Unlike many Christians, Cyprian, now a bishop, refused to leave the city. He was consequently arrested and exiled, but later
tried and executed in 258. We note the day of commemoration of Saint Cyprian, Bishop and Martyr, on September 13th in our
own Calendar of Saints. (3)
The great Christian apologist of the Twentieth Century, C. S. Lewis answered the other question these gospel stories, particularly
the one for today, this way in an answer that Saint Peter might have liked. In his book , “Mere Christianity,”
Lewis wrote:
“I am trying here to prevent anyone saying the really foolish thing that people often say about Him: 'I'm ready to accept
Jesus as a great moral teacher, but I don't accept His claim to be God.' That is the one thing we must not say. A man who
was merely a man and said the sort of things Jesus said would not be a great moral teacher. He would either be a lunatic
- on the level with the man who says he is a poached egg - or else he would be the Devil of Hell. You must make your choice.

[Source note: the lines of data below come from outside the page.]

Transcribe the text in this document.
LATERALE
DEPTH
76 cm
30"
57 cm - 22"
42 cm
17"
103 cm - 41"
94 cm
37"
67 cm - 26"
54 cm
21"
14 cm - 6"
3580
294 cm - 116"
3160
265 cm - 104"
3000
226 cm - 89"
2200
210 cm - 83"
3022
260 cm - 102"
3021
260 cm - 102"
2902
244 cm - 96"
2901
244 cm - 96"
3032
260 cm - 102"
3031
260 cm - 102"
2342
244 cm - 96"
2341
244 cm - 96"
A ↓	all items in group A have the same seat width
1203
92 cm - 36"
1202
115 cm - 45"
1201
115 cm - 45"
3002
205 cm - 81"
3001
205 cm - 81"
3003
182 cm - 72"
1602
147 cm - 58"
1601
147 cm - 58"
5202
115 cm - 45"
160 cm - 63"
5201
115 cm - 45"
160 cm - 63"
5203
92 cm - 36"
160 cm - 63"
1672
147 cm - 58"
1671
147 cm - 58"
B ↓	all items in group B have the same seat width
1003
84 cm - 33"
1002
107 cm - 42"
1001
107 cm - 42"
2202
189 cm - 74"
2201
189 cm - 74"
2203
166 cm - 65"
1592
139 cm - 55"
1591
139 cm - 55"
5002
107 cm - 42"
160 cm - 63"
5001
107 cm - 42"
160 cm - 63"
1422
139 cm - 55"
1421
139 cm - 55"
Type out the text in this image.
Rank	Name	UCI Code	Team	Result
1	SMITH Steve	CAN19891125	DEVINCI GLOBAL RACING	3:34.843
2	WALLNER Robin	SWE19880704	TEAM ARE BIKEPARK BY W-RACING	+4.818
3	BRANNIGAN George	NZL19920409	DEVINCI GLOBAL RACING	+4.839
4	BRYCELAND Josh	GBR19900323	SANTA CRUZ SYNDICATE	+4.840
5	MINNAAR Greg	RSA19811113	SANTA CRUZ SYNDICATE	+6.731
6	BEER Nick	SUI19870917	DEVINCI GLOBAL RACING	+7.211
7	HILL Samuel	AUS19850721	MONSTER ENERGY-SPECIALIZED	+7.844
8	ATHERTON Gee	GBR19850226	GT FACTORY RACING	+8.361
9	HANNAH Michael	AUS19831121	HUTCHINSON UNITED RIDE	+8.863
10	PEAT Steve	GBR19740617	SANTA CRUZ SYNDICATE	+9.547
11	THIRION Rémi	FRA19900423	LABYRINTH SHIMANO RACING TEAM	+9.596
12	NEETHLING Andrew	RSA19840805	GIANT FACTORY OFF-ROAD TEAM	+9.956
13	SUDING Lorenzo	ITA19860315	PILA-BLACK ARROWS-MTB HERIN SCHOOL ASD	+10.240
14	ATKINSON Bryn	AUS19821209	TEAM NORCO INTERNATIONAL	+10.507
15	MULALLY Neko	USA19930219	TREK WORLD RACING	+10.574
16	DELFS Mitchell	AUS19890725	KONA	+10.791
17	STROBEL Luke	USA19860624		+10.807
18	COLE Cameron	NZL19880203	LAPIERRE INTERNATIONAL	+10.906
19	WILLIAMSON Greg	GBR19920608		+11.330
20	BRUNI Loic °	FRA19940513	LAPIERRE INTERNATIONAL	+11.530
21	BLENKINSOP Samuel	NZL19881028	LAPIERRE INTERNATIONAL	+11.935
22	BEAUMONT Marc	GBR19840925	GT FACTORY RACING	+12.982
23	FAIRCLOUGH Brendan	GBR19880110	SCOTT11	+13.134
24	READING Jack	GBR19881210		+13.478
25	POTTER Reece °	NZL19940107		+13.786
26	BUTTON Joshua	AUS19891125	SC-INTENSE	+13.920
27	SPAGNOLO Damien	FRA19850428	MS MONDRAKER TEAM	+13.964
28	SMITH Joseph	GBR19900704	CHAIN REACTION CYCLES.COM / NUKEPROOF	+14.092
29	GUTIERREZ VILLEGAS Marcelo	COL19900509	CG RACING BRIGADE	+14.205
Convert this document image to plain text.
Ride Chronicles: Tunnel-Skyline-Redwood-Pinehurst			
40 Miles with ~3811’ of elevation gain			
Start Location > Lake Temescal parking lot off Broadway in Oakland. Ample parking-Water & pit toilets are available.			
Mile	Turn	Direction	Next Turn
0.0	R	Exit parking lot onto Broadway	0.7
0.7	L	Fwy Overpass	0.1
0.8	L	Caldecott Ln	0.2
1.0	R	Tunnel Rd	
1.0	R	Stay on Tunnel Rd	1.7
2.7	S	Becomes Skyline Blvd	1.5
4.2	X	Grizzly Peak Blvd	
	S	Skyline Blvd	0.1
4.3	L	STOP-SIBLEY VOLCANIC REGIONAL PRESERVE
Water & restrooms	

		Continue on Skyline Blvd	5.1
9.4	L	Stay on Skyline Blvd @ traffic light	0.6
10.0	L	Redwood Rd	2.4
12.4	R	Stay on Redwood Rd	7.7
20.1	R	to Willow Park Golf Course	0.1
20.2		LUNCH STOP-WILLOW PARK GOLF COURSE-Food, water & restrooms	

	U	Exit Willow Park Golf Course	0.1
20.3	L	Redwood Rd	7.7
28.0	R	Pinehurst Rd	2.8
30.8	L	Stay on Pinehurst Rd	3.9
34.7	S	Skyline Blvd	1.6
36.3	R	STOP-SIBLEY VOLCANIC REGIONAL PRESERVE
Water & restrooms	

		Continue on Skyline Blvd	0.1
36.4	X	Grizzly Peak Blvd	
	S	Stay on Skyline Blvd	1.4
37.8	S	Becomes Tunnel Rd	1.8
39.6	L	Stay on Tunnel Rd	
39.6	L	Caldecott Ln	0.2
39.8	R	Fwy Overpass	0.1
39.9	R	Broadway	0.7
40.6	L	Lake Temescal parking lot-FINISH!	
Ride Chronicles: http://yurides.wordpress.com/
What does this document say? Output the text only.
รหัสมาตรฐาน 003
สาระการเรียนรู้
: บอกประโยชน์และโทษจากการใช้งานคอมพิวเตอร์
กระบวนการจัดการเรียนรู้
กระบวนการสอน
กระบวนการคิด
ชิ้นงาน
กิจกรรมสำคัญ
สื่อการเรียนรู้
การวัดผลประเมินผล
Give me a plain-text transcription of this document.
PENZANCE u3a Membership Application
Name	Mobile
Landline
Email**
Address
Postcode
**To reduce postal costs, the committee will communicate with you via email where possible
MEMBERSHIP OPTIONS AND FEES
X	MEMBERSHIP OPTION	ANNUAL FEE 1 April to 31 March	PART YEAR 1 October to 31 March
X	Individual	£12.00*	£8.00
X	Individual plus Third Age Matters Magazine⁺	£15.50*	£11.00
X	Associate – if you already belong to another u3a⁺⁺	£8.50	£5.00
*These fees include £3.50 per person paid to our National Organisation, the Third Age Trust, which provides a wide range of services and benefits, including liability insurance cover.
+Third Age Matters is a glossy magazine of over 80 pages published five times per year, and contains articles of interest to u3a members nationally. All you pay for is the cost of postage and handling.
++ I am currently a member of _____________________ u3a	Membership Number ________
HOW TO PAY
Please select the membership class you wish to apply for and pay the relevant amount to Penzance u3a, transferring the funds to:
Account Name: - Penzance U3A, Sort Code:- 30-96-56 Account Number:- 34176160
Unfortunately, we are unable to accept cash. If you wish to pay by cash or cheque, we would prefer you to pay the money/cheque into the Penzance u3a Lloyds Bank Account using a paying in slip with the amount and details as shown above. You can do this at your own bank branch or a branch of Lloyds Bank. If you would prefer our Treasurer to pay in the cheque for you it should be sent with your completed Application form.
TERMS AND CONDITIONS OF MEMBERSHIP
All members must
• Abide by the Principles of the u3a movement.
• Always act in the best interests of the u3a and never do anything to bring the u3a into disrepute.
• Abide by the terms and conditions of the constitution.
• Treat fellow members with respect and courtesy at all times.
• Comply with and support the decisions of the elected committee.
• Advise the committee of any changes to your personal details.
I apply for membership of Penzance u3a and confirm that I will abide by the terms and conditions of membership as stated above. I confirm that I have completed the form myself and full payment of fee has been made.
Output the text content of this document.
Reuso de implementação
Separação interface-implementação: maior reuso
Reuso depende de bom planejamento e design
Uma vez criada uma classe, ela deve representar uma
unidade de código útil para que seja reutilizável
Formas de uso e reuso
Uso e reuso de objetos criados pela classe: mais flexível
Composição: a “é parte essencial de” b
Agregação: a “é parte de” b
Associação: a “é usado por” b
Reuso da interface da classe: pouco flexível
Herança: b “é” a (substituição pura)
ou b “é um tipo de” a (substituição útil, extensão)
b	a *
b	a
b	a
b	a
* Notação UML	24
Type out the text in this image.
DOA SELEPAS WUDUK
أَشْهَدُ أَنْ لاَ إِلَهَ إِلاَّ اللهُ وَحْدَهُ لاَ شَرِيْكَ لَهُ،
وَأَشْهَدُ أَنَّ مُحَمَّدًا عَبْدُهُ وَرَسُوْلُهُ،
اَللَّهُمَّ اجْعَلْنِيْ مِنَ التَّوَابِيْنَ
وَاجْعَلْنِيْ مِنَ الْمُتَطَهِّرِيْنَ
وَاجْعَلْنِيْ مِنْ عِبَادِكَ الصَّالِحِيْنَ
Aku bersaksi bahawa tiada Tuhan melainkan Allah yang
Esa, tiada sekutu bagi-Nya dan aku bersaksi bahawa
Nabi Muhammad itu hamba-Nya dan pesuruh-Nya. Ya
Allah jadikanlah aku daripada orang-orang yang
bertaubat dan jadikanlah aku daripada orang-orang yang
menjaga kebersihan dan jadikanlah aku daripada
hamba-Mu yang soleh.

Either this man was, and is, the Son of God: or else a madman or something worse. You can shut Him up for a fool, you can
spit at Him and kill Him as a demon; or you can fall at His feet and call Him Lord and God. But let us not come with any
patronizing nonsense about His being a great human teacher. He has not left that open to us. He did not intend to." (4)
What do you say? Whom do you say that he is? Whom do you tell who he is?
AMEN
1. Adapted from Robert S. Busey, The Day After The Miracle, SermonMall for 17 September 2006)
2. as quoted in eSermons Illustrations for 17 September 2006.
3. “Saints Galore”, 3d. ed., Forward Movement, 1886
4. C.S. Lewis, ”Mere Christianity”, as quoted in eSermons Illustrations for 17 September 2006.